Semblable aspiration, peut-être, était étrangère à Fricka, lorsque ses prières mêmes réclamérent un palais ?

FRICKA

Il me faut bien, hélas,[1] inquiète sur la fidélité douteuse de mon époux, songer aux moyens de l’attacher à moi, quand au loin quelque chose l’attire[2] ; une pompeuse résidence, riche-

  1. « Il me faut bien, hélas… »
    Nous n’insisterons pas sur le Thème de l’Enchaînement d’Amour, qui apparait, ici, à ces paroles de Fricka (Voy. Partition, page 60) ; par contre, nous aimerions examiner plus longuement le Motif de Freya qui lui succède, dès l’arrivée de la jeune déesse, et qui a une bien autre importance, au point de vue général de la Tétralogie. Ce Motif se lie bientôt à un autre, dit le Motif de la Fuite, et qui, exprimant, d’une façon immédiate, l’enlèvement de Freya par les Géants, évoque, en même temps, tout ce qu’il y a de précaire, de mélancoliquement aventureux dans le bonheur des Dieux voués à la Chute, dans l’idéal qui couve au front tourmenté de Wotan. – Désormais, d’un bout à l’autre de la Tétralogie, ces deux idées d’Amour et d’Angoisse reviendront toujours simultanément : de même que le Motif de la Fuite scande, dans l’Or-du-Rhin, l’apparition de Freya, bientôt ravie par les Géants, de même dans la Walkyrie, il précède l’amour persécuté de Siegmund et de Sieglinde ; enfin dans la formidable Marche funèbre du Crépuscule-des-Dieux, lorsque s’éloigne dans la nuit le cortège de Siegfried assassiné, – un trait rapide, saccadé, très sourd, qui s’obstine, gémit lugubrement, à travers le glorieux thème de la Race de Wälse, déployé aux cuivres, semble rappeler les phrases heurtées de ce Motif-de-la-Fuite.
  2. « ODIN : Frigga, donne-moi un avis.
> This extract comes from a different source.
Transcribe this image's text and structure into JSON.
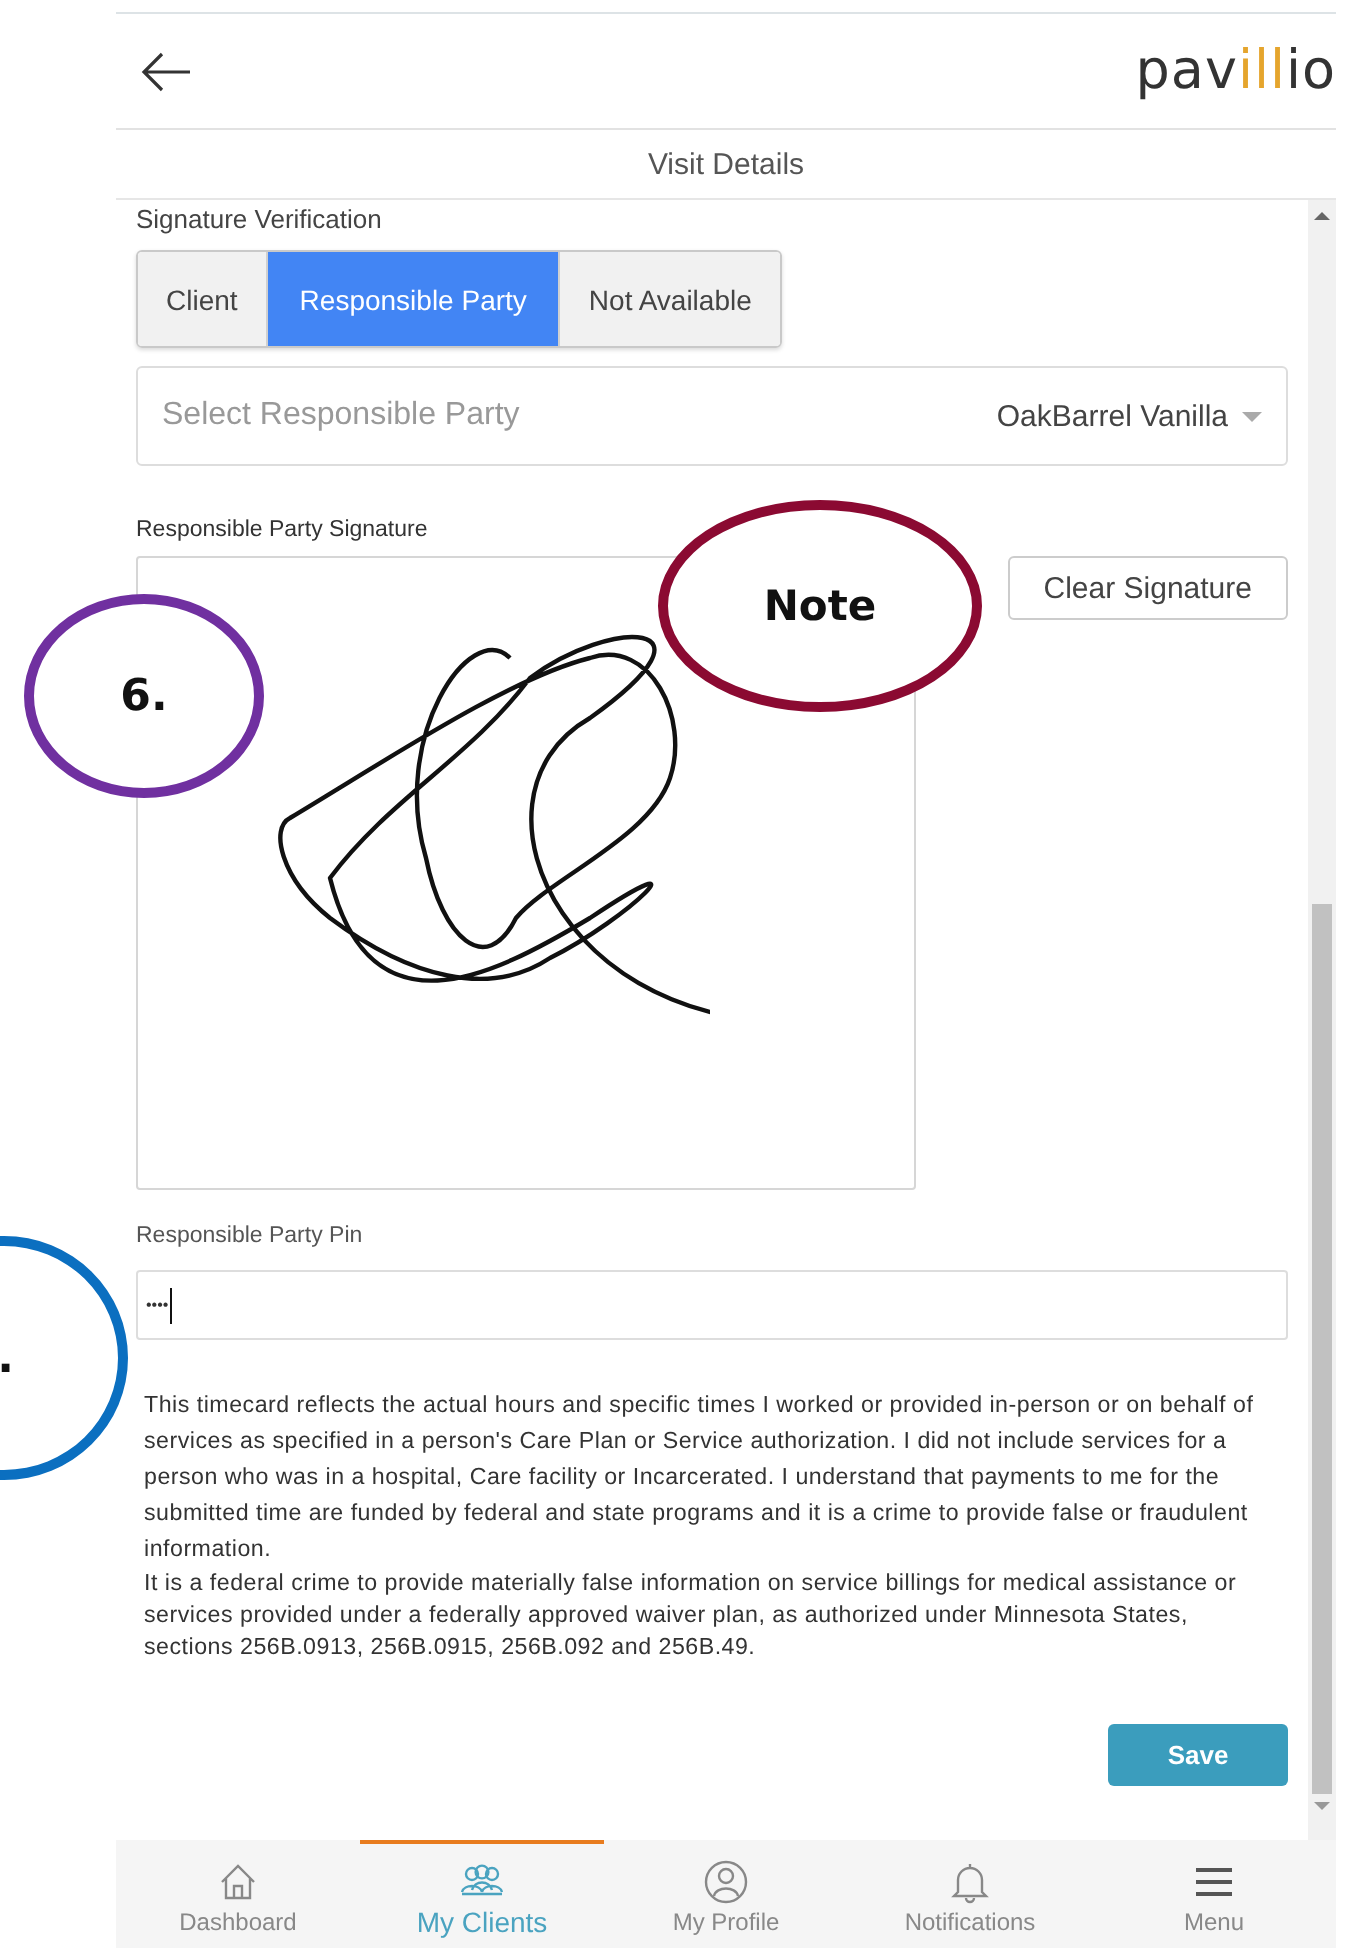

J’ai le désir de voyager et d’aller trouver Vafthrudner ; j’ai une envie extrême de causer de la sagesse antique avec ce géant si savant. FRIGGA : Je conseille au père des armées de rester dans son palais divin... ODIN : J’ai beaucoup voyagé, j’ai mis à l’épreuve bien des intelligences, maintenant je désire connaitre les usages établis dans les salles de Vaftbrudner. » (Vafthrudnismal.) — Cf. p. 431, notes.